Job quality and technological change: Drawing a year-long workplace ethnography, I examine the effects of computer system upgrades on office work. I find that job quality was reduced by the proliferation of troubleshooting work due to errors and bugs in the system. While these frustrations have been dismissed as temporary, the constant upgrading of computer systems and databases means that dysfunction is a constant in office work, rather than an aberration. Theorizing IT upgrades as formalization of existing practice, I argue that errors are an inevitable and consequential features of these new systems.
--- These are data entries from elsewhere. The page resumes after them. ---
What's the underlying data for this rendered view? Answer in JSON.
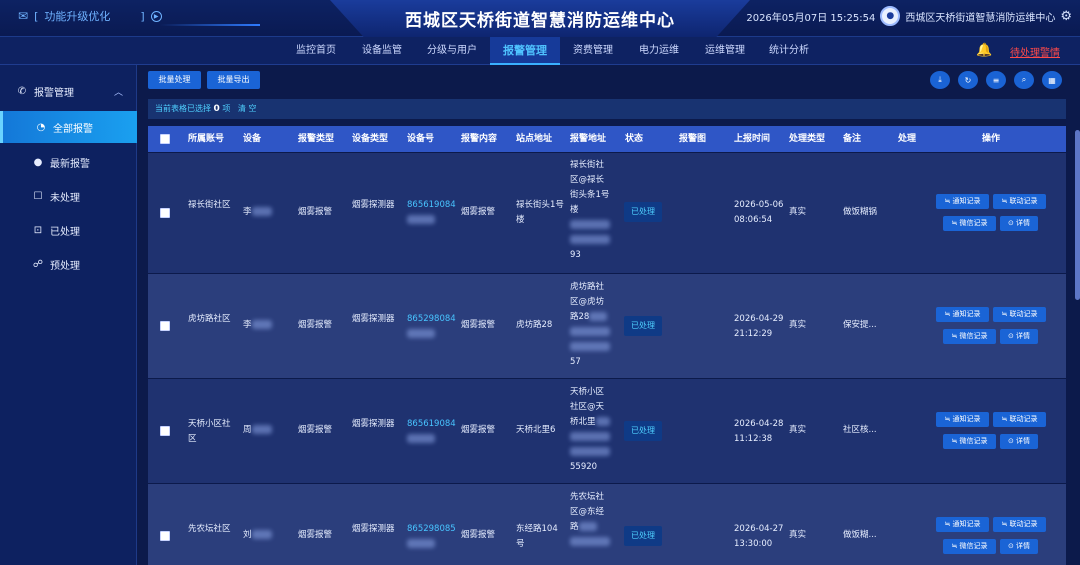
{
  "header": {
    "feature_label": "功能升级优化",
    "bracket": "]",
    "title": "西城区天桥街道智慧消防运维中心",
    "datetime": "2026年05月07日 15:25:54",
    "org": "西城区天桥街道智慧消防运维中心"
  },
  "nav": {
    "items": [
      "监控首页",
      "设备监管",
      "分级与用户",
      "报警管理",
      "资费管理",
      "电力运维",
      "运维管理",
      "统计分析"
    ],
    "active": "报警管理",
    "pending_alerts": "待处理警情"
  },
  "sidebar": {
    "section": "报警管理",
    "items": [
      "全部报警",
      "最新报警",
      "未处理",
      "已处理",
      "预处理"
    ],
    "active": "全部报警"
  },
  "toolbar": {
    "batch_process": "批量处理",
    "batch_export": "批量导出",
    "icons": [
      "download-icon",
      "refresh-icon",
      "filter-icon",
      "search-icon",
      "columns-icon"
    ]
  },
  "selection": {
    "prefix": "当前表格已选择",
    "count": "0",
    "suffix": "项",
    "clear": "清 空"
  },
  "table": {
    "headers": [
      "所属账号",
      "设备",
      "报警类型",
      "设备类型",
      "设备号",
      "报警内容",
      "站点地址",
      "报警地址",
      "状态",
      "报警图",
      "上报时间",
      "处理类型",
      "备注",
      "处理",
      "操作"
    ],
    "rows": [
      {
        "account": "禄长街社区",
        "device": "李",
        "alarm_type": "烟雾报警",
        "device_type": "烟雾探测器",
        "device_no": "865619084",
        "content": "烟雾报警",
        "site": "禄长街头1号楼",
        "address_l1": "禄长街社",
        "address_l2": "区@禄长",
        "address_l3": "街头条1号",
        "address_l4": "楼",
        "address_tail": "93",
        "status": "已处理",
        "time": "2026-05-06 08:06:54",
        "handle_type": "真实",
        "remark": "做饭糊锅"
      },
      {
        "account": "虎坊路社区",
        "device": "李",
        "alarm_type": "烟雾报警",
        "device_type": "烟雾探测器",
        "device_no": "865298084",
        "content": "烟雾报警",
        "site": "虎坊路28",
        "address_l1": "虎坊路社",
        "address_l2": "区@虎坊",
        "address_l3": "路28",
        "address_l4": "",
        "address_tail": "57",
        "status": "已处理",
        "time": "2026-04-29 21:12:29",
        "handle_type": "真实",
        "remark": "保安提..."
      },
      {
        "account": "天桥小区社区",
        "device": "周",
        "alarm_type": "烟雾报警",
        "device_type": "烟雾探测器",
        "device_no": "865619084",
        "content": "烟雾报警",
        "site": "天桥北里6",
        "address_l1": "天桥小区",
        "address_l2": "社区@天",
        "address_l3": "桥北里",
        "address_l4": "",
        "address_tail": "55920",
        "status": "已处理",
        "time": "2026-04-28 11:12:38",
        "handle_type": "真实",
        "remark": "社区核..."
      },
      {
        "account": "先农坛社区",
        "device": "刘",
        "alarm_type": "烟雾报警",
        "device_type": "烟雾探测器",
        "device_no": "865298085",
        "content": "烟雾报警",
        "site": "东经路104号",
        "address_l1": "先农坛社",
        "address_l2": "区@东经",
        "address_l3": "路",
        "address_l4": "",
        "address_tail": "",
        "status": "已处理",
        "time": "2026-04-27 13:30:00",
        "handle_type": "真实",
        "remark": "做饭糊..."
      }
    ],
    "actions": [
      "通知记录",
      "联动记录",
      "微信记录",
      "详情"
    ]
  }
}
Automation of text analysis: A third strand of research look at the potential of automated text analysis in the social sciences. Sociologists have begun to work with machine learning, topic modeling, and other forms of “big data” analysis, but the strengths and limitations of these methods for looking at complex issues continues to hinder their acceptance. A collaboration with Laura Nelson, Derek Burk, and Leslie McCall re-examines McCall’s analysis of media coverage of income inequality using supervised machine learning (SML), topic modeling, dictionaries, and other methods. We find that SML methods are effective at reproducing hand-coded analysis, and discuss the specialized roles that topic modeling and dictionary methods can play. We argue that these tools should supplement traditional content analysis, and offer practical advice for researchers considering these methods.